Wenn die Koalition ihren eigenen Anspruch halbwegs ernst nimmt, dann sollten auf die Konsolidierung der Krankenversicherung noch weitere Reformen folgen, und deren – nicht nur positive – Folgen werden die Bürger dann auch im kommenden Jahr spüren und im Jahr darauf. Müsste dann nicht auch im kommenden Jahr ein Diätenverzicht diskutiert werden? Und im Jahr darauf wieder?
Die Regelung ist nachvollziehbar und transparent
So machen Union und SPD leichtfertig einen Konflikt auf, der schon vor Jahren befriedet wurde. Bis 2014 legten die Abgeordneten die Höhe ihrer Diäten per Handzeichen selbst fest, was regelmäßig zum Vorwurf führte, der Bundestag sei ein Selbstbedienungsladen, was tatsächlich kein guter Zustand war.

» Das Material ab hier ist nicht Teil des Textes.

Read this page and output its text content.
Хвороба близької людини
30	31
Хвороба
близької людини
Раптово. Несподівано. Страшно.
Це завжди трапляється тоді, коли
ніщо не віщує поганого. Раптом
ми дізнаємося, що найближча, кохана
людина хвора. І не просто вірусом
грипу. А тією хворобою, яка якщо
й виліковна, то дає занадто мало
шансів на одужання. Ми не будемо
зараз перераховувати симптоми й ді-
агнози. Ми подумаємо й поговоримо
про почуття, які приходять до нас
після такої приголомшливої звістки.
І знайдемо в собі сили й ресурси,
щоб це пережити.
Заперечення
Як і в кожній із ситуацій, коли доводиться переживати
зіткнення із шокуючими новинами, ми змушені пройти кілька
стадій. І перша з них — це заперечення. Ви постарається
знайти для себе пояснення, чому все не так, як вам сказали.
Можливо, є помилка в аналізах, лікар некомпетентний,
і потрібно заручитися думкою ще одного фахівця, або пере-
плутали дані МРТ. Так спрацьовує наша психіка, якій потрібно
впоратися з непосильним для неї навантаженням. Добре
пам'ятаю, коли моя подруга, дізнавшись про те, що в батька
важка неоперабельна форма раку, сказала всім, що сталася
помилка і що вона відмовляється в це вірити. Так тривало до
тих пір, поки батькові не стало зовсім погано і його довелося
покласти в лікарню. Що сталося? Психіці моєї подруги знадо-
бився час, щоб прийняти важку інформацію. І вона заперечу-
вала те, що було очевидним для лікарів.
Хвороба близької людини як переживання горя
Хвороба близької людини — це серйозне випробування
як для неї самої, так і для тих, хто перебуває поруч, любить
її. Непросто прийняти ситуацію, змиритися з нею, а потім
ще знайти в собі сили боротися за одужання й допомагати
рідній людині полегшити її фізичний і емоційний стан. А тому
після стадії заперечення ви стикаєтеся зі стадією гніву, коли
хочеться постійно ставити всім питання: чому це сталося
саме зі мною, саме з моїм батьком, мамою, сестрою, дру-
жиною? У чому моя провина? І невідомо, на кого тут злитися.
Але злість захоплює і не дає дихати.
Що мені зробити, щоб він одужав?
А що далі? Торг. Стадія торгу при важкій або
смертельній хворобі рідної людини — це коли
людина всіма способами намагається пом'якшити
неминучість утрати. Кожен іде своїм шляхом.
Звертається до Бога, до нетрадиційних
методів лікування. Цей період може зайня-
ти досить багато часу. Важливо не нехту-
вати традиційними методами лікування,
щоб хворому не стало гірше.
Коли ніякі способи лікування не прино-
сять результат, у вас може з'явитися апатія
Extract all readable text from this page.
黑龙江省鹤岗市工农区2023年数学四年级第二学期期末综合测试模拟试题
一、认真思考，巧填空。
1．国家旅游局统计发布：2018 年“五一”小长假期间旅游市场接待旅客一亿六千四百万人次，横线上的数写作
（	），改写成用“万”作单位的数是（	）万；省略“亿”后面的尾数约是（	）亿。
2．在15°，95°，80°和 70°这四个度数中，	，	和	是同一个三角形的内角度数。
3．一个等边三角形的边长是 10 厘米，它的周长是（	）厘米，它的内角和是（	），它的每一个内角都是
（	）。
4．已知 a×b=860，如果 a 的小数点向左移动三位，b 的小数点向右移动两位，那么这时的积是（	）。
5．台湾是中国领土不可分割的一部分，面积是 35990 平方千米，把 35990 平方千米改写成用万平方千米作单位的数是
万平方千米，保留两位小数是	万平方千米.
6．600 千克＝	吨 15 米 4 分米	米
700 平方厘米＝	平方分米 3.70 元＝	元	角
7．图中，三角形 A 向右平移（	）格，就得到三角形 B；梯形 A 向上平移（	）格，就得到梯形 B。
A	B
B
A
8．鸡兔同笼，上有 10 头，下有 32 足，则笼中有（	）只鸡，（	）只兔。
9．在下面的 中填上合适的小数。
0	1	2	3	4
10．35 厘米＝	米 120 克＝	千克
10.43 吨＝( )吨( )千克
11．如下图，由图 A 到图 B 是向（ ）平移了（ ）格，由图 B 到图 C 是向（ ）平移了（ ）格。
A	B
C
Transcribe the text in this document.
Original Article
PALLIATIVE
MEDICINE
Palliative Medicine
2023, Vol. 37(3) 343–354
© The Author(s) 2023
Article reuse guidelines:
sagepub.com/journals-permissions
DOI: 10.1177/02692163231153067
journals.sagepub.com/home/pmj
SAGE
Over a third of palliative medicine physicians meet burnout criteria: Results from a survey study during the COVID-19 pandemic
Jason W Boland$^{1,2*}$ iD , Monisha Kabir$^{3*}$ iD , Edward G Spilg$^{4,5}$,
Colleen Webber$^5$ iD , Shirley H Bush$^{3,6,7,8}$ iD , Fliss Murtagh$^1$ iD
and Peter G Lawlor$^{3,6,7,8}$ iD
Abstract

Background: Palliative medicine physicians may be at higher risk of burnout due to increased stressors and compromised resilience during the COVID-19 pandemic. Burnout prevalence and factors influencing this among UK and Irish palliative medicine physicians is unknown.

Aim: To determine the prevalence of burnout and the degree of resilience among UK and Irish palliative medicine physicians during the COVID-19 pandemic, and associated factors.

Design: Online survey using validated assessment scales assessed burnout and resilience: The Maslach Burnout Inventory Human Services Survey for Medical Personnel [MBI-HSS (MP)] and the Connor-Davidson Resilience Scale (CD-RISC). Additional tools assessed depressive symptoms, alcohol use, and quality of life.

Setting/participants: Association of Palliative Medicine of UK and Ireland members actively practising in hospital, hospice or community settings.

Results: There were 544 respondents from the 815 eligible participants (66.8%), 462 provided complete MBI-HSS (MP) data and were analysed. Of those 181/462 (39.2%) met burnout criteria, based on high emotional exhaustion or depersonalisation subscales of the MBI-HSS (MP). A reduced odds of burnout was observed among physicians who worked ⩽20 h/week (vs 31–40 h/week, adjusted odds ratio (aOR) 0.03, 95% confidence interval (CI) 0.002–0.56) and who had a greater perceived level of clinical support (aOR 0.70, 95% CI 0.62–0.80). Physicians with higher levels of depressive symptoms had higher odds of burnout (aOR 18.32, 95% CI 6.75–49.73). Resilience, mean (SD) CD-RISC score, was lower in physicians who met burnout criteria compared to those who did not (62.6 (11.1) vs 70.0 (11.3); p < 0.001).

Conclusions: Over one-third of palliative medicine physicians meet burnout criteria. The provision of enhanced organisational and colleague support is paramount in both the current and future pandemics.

Dann wurde die Höhe der Bezüge nachvollziehbar festgelegt und ihre Entwicklung transparent an die der Löhne geknüpft. Und es herrschte Ruhe.
Wenn jetzt alle Jahre wieder diskutiert wird, dann werden sich in die Debatte zwangsläufig alle Vorbehalte mischen, die Politiker begleiten, seit ihre Tätigkeit zu einem Beruf geworden ist: dass sie eine abgehobene Kaste bildeten, betriebsblind und überbezahlt seien, nicht frei in ihren Entscheidungen, sondern nur auf den Amtserhalt aus. Dafür werden schon die Populisten im Parlament sorgen.
Damit gerät immer mehr aus dem Blick, was in den vergangenen Jahren ohnehin immer weniger Bürger sehen wollen: Politik ist nicht nur ein Beruf, sondern ein Höllenjob. Bundestagsabgeordnete sind mindestens zwanzig Wochen im Jahr nicht bei ihren Familien, arbeiten gerne mal achtzig Stunden, verteilt auf alle sieben Tage der Woche und oft bis spät in die Nacht, weil das Parlament so lange tagt, sie auf einem Schützenfest zum hundertsten Mal das Ehrenamt loben, sich in eine unaussprechliche EU-Richtlinie einarbeiten oder noch mal nachlesen, welche Gemeinheiten das Volk im Internet über ihnen ausschüttet.
Durch ihren Verzicht wollen die Abgeordneten Größe zeigen. Tatsächlich machen sie sich selbst klein.